Geitawi hospital, which has one of the country’s two burn centres, saw an influx of patients injured in the overnight blast that killed at least 28 people in the Akkar district village of Al-Tleil.
Dozens of people had flocked to the village to get petrol, a scarce and increasingly costly resource the army was distributing after confiscating it in efforts to combat stockpiling by distributors.
The official National News Agency said the explosion followed scuffles between residents clamouring to get some petrol, but the exact cause of the blast remains unclear.
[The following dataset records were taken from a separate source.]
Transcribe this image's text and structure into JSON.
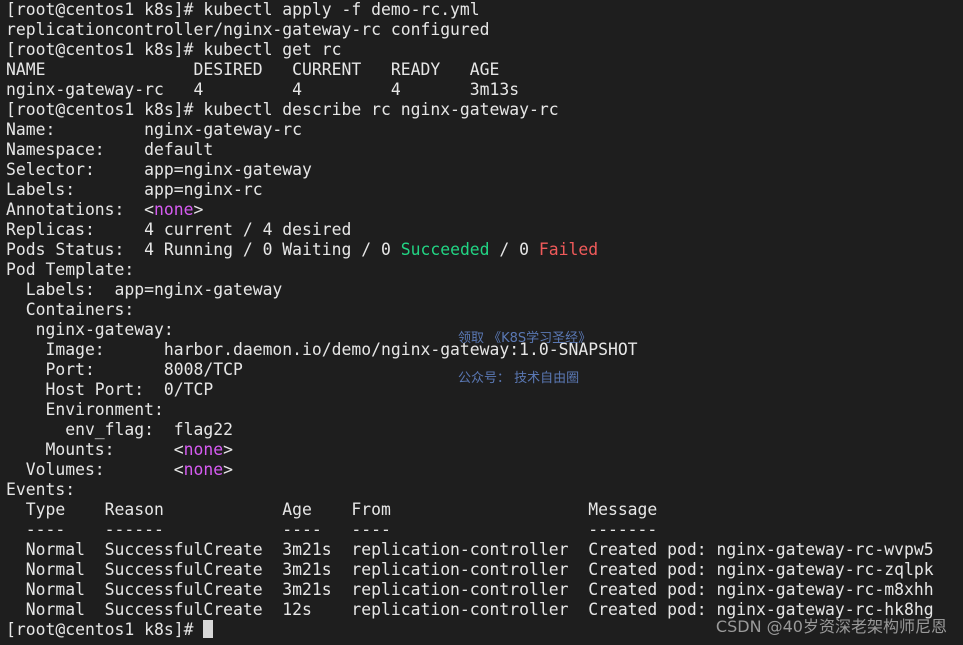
{
  "lines": [
    [
      "[root@centos1 k8s]# kubectl apply -f demo-rc.yml"
    ],
    [
      "replicationcontroller/nginx-gateway-rc configured"
    ],
    [
      "[root@centos1 k8s]# kubectl get rc"
    ],
    [
      "NAME               DESIRED   CURRENT   READY   AGE"
    ],
    [
      "nginx-gateway-rc   4         4         4       3m13s"
    ],
    [
      "[root@centos1 k8s]# kubectl describe rc nginx-gateway-rc"
    ],
    [
      "Name:         nginx-gateway-rc"
    ],
    [
      "Namespace:    default"
    ],
    [
      "Selector:     app=nginx-gateway"
    ],
    [
      "Labels:       app=nginx-rc"
    ],
    [
      "Annotations:  <",
      "none",
      ">"
    ],
    [
      "Replicas:     4 current / 4 desired"
    ],
    [
      "Pods Status:  4 Running / 0 Waiting / 0 ",
      "Succeeded",
      " / 0 ",
      "Failed"
    ],
    [
      "Pod Template:"
    ],
    [
      "  Labels:  app=nginx-gateway"
    ],
    [
      "  Containers:"
    ],
    [
      "   nginx-gateway:"
    ],
    [
      "    Image:      harbor.daemon.io/demo/nginx-gateway:1.0-SNAPSHOT"
    ],
    [
      "    Port:       8008/TCP"
    ],
    [
      "    Host Port:  0/TCP"
    ],
    [
      "    Environment:"
    ],
    [
      "      env_flag:  flag22"
    ],
    [
      "    Mounts:      <",
      "none",
      ">"
    ],
    [
      "  Volumes:       <",
      "none",
      ">"
    ],
    [
      "Events:"
    ],
    [
      "  Type    Reason            Age    From                    Message"
    ],
    [
      "  ----    ------            ----   ----                    -------"
    ],
    [
      "  Normal  SuccessfulCreate  3m21s  replication-controller  Created pod: nginx-gateway-rc-wvpw5"
    ],
    [
      "  Normal  SuccessfulCreate  3m21s  replication-controller  Created pod: nginx-gateway-rc-zqlpk"
    ],
    [
      "  Normal  SuccessfulCreate  3m21s  replication-controller  Created pod: nginx-gateway-rc-m8xhh"
    ],
    [
      "  Normal  SuccessfulCreate  12s    replication-controller  Created pod: nginx-gateway-rc-hk8hg"
    ],
    [
      "[root@centos1 k8s]# "
    ]
  ],
  "watermark": {
    "line1": "领取 《K8S学习圣经》",
    "line2": "公众号： 技术自由圈"
  },
  "footer": "CSDN @40岁资深老架构师尼恩",
  "colors": {
    "none": "#d65cf2",
    "succeeded": "#22d484",
    "failed": "#f05a5a",
    "background": "#1e1e1e"
  }
}
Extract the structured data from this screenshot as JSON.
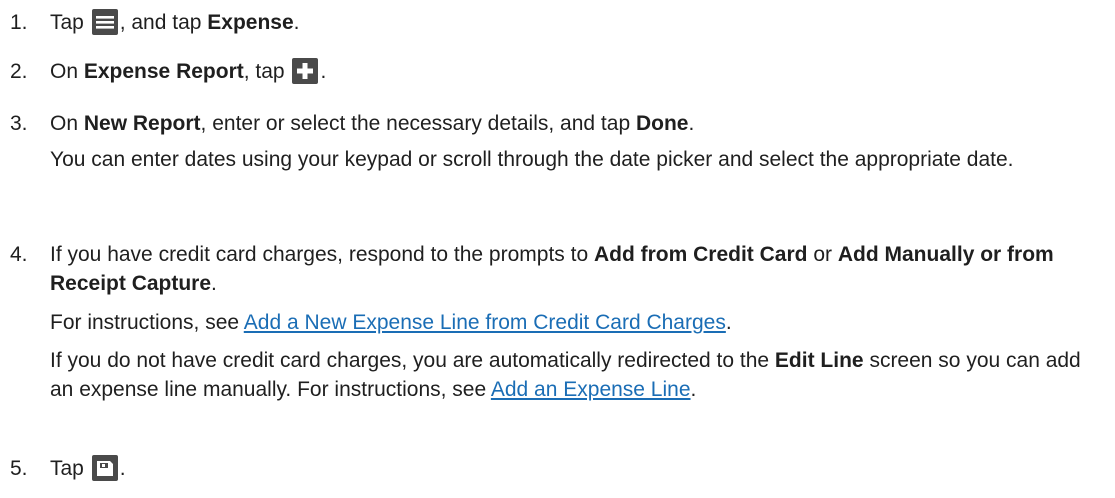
{
  "steps": [
    {
      "num": "1.",
      "t1": "Tap",
      "t2": ", and tap",
      "b1": "Expense",
      "t3": ".",
      "icon": "hamburger-menu-icon"
    },
    {
      "num": "2.",
      "t1": "On",
      "b1": "Expense Report",
      "t2": ", tap",
      "t3": ".",
      "icon": "plus-icon"
    },
    {
      "num": "3.",
      "t1": "On",
      "b1": "New Report",
      "t2": ", enter or select the necessary details, and tap",
      "b2": "Done",
      "t3": ".",
      "note": "You can enter dates using your keypad or scroll through the date picker and select the appropriate date."
    },
    {
      "num": "4.",
      "t1": "If you have credit card charges, respond to the prompts to",
      "b1": "Add from Credit Card",
      "t2": "or",
      "b2": "Add Manually or from Receipt Capture",
      "t3": ".",
      "p1_pre": "For instructions, see",
      "p1_link": "Add a New Expense Line from Credit Card Charges",
      "p1_post": ".",
      "p2_pre": "If you do not have credit card charges, you are automatically redirected to the",
      "p2_bold": "Edit Line",
      "p2_mid": "screen so you can add an expense line manually. For instructions, see",
      "p2_link": "Add an Expense Line",
      "p2_post": "."
    },
    {
      "num": "5.",
      "t1": "Tap",
      "t3": ".",
      "icon": "save-icon"
    }
  ]
}
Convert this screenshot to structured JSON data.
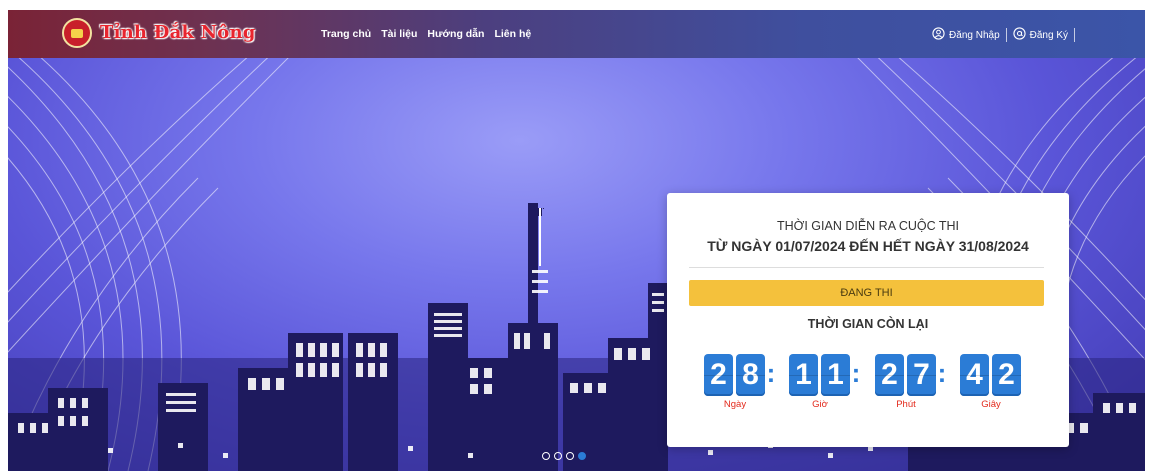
{
  "header": {
    "brand": "Tỉnh Đắk Nông",
    "nav": [
      "Trang chủ",
      "Tài liệu",
      "Hướng dẫn",
      "Liên hệ"
    ],
    "login_label": "Đăng Nhập",
    "register_label": "Đăng Ký"
  },
  "countdown": {
    "title": "THỜI GIAN DIỄN RA CUỘC THI",
    "range": "TỪ NGÀY 01/07/2024 ĐẾN HẾT NGÀY 31/08/2024",
    "status": "ĐANG THI",
    "remaining_label": "THỜI GIAN CÒN LẠI",
    "digits": [
      "2",
      "8",
      "1",
      "1",
      "2",
      "7",
      "4",
      "2"
    ],
    "units": [
      "Ngày",
      "Giờ",
      "Phút",
      "Giây"
    ]
  },
  "slider": {
    "count": 4,
    "active": 4
  },
  "colors": {
    "accent": "#2b7cd6",
    "status": "#f4c13c",
    "unit_label": "#e32a1c"
  }
}
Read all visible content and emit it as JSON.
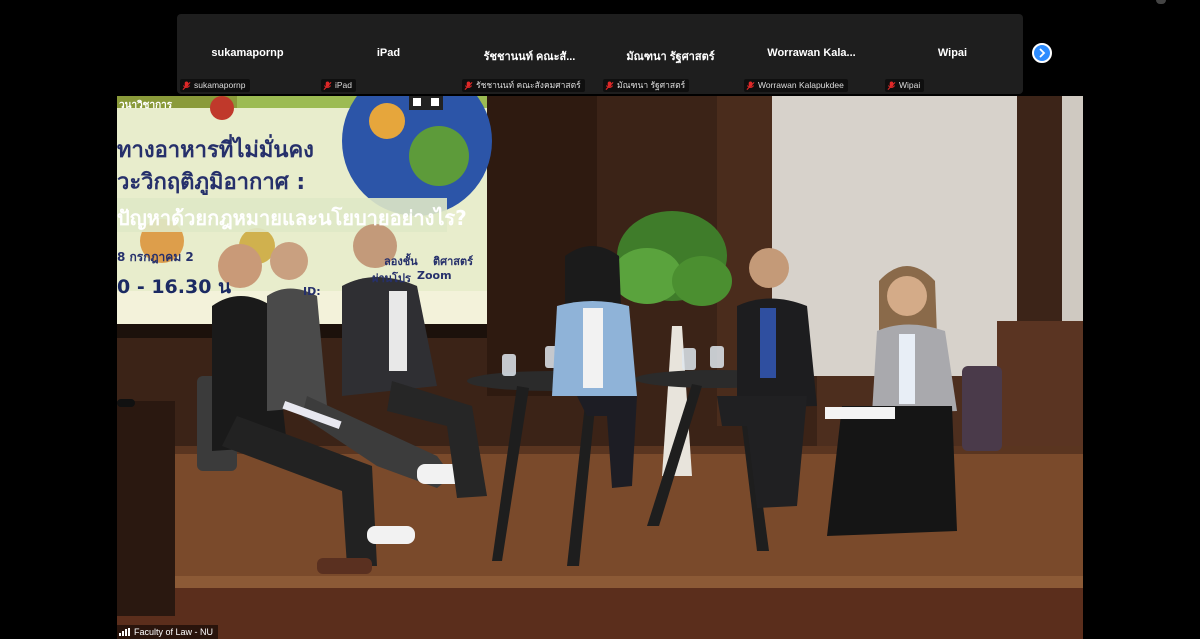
{
  "participants": [
    {
      "display": "sukamapornp",
      "label": "sukamapornp"
    },
    {
      "display": "iPad",
      "label": "iPad"
    },
    {
      "display": "รัชชานนท์ คณะสั...",
      "label": "รัชชานนท์ คณะสังคมศาสตร์"
    },
    {
      "display": "มัณฑนา รัฐศาสตร์",
      "label": "มัณฑนา รัฐศาสตร์"
    },
    {
      "display": "Worrawan  Kala...",
      "label": "Worrawan Kalapukdee"
    },
    {
      "display": "Wipai",
      "label": "Wipai"
    }
  ],
  "controls": {
    "next_participants_icon": "chevron-right-icon",
    "muted_icon": "mic-muted-icon",
    "accent_color": "#2d8cff",
    "muted_color": "#e02828"
  },
  "main_video": {
    "speaker_label": "Faculty of Law - NU",
    "slide": {
      "line_header": "วนาวิชาการ",
      "line1": "ทางอาหารที่ไม่มั่นคง",
      "line2": "วะวิกฤติภูมิอากาศ :",
      "line3": "ปัญหาด้วยกฎหมายและนโยบายอย่างไร?",
      "date": "8 กรกฎาคม 2",
      "room": "ลองชั้น",
      "faculty": "ติศาสตร์",
      "via": "ผ่านโปร",
      "zoom": "Zoom",
      "time": "0 - 16.30 น",
      "id_label": "ID:"
    }
  }
}
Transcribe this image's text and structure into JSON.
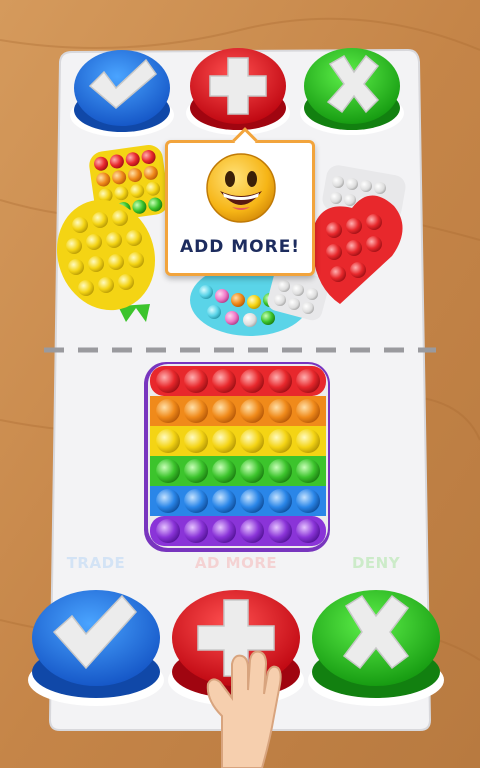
{
  "prompt": {
    "text": "ADD MORE!",
    "emoji_icon": "grinning-emoji-icon"
  },
  "top_buttons": [
    {
      "name": "accept-button-top",
      "icon": "check-icon",
      "color": "#2e7fe0"
    },
    {
      "name": "add-more-button-top",
      "icon": "plus-icon",
      "color": "#e0202a"
    },
    {
      "name": "deny-button-top",
      "icon": "x-icon",
      "color": "#2ebf2c"
    }
  ],
  "bottom_buttons": [
    {
      "label": "TRADE",
      "icon": "check-icon",
      "color": "#2e7fe0",
      "label_color": "#b9d6f5"
    },
    {
      "label": "AD MORE",
      "icon": "plus-icon",
      "color": "#e0202a",
      "label_color": "#f5b8b8"
    },
    {
      "label": "DENY",
      "icon": "x-icon",
      "color": "#2ebf2c",
      "label_color": "#aee6a6"
    }
  ],
  "colors": {
    "table": "#c98a4e",
    "board": "#f2f2f4",
    "divider": "#9a9a9e"
  }
}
The burns unit in Beirut, some 80 kilometres (50 miles) south of the blast site, was seen as a last hope for families turned away from overstretched medical facilities in the north.
Sawsan Abdullah tracked down her son, a soldier, as he was transferred from one hospital to another for treatment after being caught up in the explosion.
She burst into tears at Geitawi hospital when a doctor informed her that her son was in a critical condition.
“You told me he was okay! I want to see him, I only have him, he’s my only son!” she yelled, falling to the floor as relatives rushed to help her.
Speaking to AFP afterwards, she said her son had only been looking for petrol so he could go to his work in the army.
– ‘A failed state’ –
“We live in a failed state, which loves neither its people, nor its soldiers,” said Sawsan, whose husband, who was also a soldier, died in clashes with an Islamist group in north Lebanon in 2000.
Lebanon is grappling with an economic crisis branded by the World Bank as one of the planet’s worst in modern times, and has been hit by severe fuel shortages since the start of summer.
These have aggravated power cuts which now last more than 22 hours a day, threatening hospitals and businesses with closure.
Sawsan’s 26-year-old daughter Sandy blamed the country’s leaders for negligence that led to her brother ending up in hospital.
“He is my only brother, my only support… I have already been denied a father since I was five,” she said.
At the entrance to the hospital’s emergency room, doctors, nurses and even police tried to restrain relatives clamouring to enter.
One man in military fatigues was searching for his brother-in-law, who was still missing in the wake of the blast.
“What am I going to tell my sister?” he yelled.
Another person waiting at the hospital cried: “There are people who have lost two of three relatives.”
Marwa al-Sheikh, 33, had two male relatives caught up in the explosion.
Her brother was being treated for burns in Geitawi, but her brother-in-law, a retired army officer, was still missing.
She could barely hold back her tears.
“My brother-in-law has four children, the eldest is only five years old. We don’t know if he’s dead or if he’s still alive,” she said.
– ‘My son is burning’ –
Marwa said some bodies had been charred beyond recognition, so relatives could not determine whether he was among the dead.
“We’ll have to wait for DNA tests,” she told AFP.
The latest tragedy drew inevitable comparisons to last summer’s monster explosion at Beirut port that killed more than 200 people and devastated swathes of the capital.
On August 4, 2020, a stock of carelessly stored ammonium nitrate fertilizer exploded in one of the world’s largest non-nuclear blasts.
Authorities from customs and port officials to senior members of parliament and government had all been accused of being aware of the threat from the cache but had failed to take action.
On Sunday, Geitawi hospital director Pierre Yared said the state was completely absent in the aftermath of the Akkar blast.
“The authorities are not responding to our complaints… the hospitals are in critical condition, we lack everything,” he said.
Uday Khodr, another soldier, ended up in Geitawi after being taken to three other facilities that were unable to treat him. He was badly burned in the blast.
His father Mamdouh waited anxiously in the emergency room for news.
“My son paid a heavy cost for the scarcity of fuel,” he said.
“Where is the country going? Why can’t we live comfortably?”
Mamdouh blamed Lebanon’s leaders for what had happened.
“My son is burning while they destroy this country. I hope their hearts burn too.”